Effectively the US domestic economic pie was made smaller.
So how do we increase the size of the US domestic economic pie? Asking corporations to raise wages is a futile gesture, just ask the Japanese. It will be up to federal government to place its foot on the scales. And the Republicans will fight that to the bitter end. Global Free Trade will continue and taxes will be increased little or not at all. The Democrats also want more trade treaties.
In my opinion the US domestic economic pie is about as large as it is going to get, any time in the next decade or two. (Excluding some small GDP growth related to population growth or some miracle.) That implies that the exporting world also has a problem, since we ARE the net importer.
But we could always make our situation worse, we already have the formula. Let’s approve more trade treaties which advantage our trade partners at our expense. Or we could allow 12 million more illegal immigrants into the country so that we can increase unemployment and underemployment rates or better yet, suppress working class incomes.

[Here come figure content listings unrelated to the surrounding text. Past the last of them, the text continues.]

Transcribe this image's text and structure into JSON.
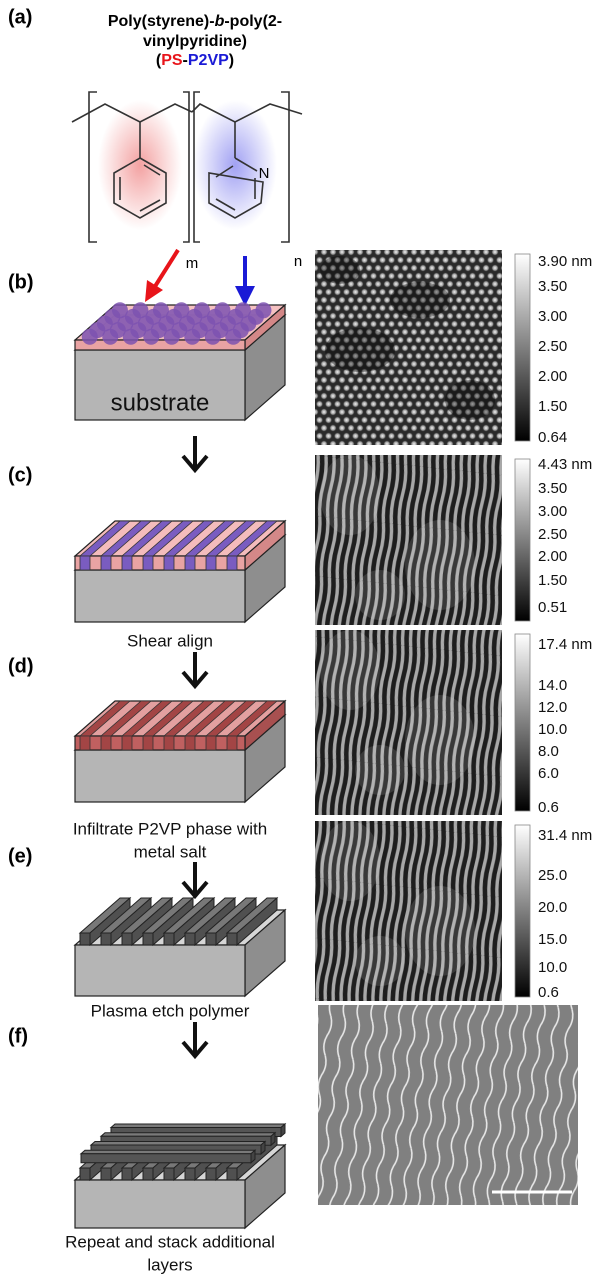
{
  "panels": [
    {
      "label": "(a)",
      "title": [
        "Poly(styrene)-",
        "b",
        "-poly(2-",
        "vinylpyridine)"
      ],
      "abbreviation": [
        "(",
        "PS",
        "-",
        "P2VP",
        ")"
      ],
      "atom_label": "N",
      "subscripts": [
        "m",
        "n"
      ]
    },
    {
      "label": "(b)",
      "block_label": "substrate",
      "colorbar": [
        "3.90 nm",
        "3.50",
        "3.00",
        "2.50",
        "2.00",
        "1.50",
        "0.64"
      ]
    },
    {
      "label": "(c)",
      "caption": [
        "Shear align"
      ],
      "colorbar": [
        "4.43 nm",
        "3.50",
        "3.00",
        "2.50",
        "2.00",
        "1.50",
        "0.51"
      ]
    },
    {
      "label": "(d)",
      "caption": [
        "Infiltrate P2VP phase with",
        "metal salt"
      ],
      "colorbar": [
        "17.4 nm",
        "14.0",
        "12.0",
        "10.0",
        "8.0",
        "6.0",
        "0.6"
      ]
    },
    {
      "label": "(e)",
      "caption": [
        "Plasma etch polymer"
      ],
      "colorbar": [
        "31.4 nm",
        "25.0",
        "20.0",
        "15.0",
        "10.0",
        "0.6"
      ]
    },
    {
      "label": "(f)",
      "caption": [
        "Repeat and stack additional",
        "layers"
      ]
    }
  ]
}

There are a lot of things we could do–we won’t because both major political parties are owned by the capitalists. the feds and states could use a progressive income tax to fund the repair of the nations infrastructure which would us American labor and American resources and would make us more competitive with the rest of the world as well as make everyone’s life here better. We could raise the minimum wage to $15 per hour. we could rewrite the mandatory overtime rules from around $20,000 per year to $70,000 per year so that people who work 60 hours a week and are not members of a union get paid for 60 hours of work a week not 40. We could fund free or almost free tuition at public institutions through progressive income taxes, we could sharply reduce corporate tax rates and put capital gains and dividend income on a par with ordinary income–we could even make them subject to social security and medicare taxes if received by persons under 65 or 67, we could break up the banks and reinstate Glass Steagall, the list is endless of steps that could be taken to make life better and more prosperous for the 99% and make it a little tougher for the 1% to get all of the pie. the income inequality and falling labor share is not an accident, nor do I believe that it is inevitable–it is the direct result of government policy to aid business at the expense of everyone else.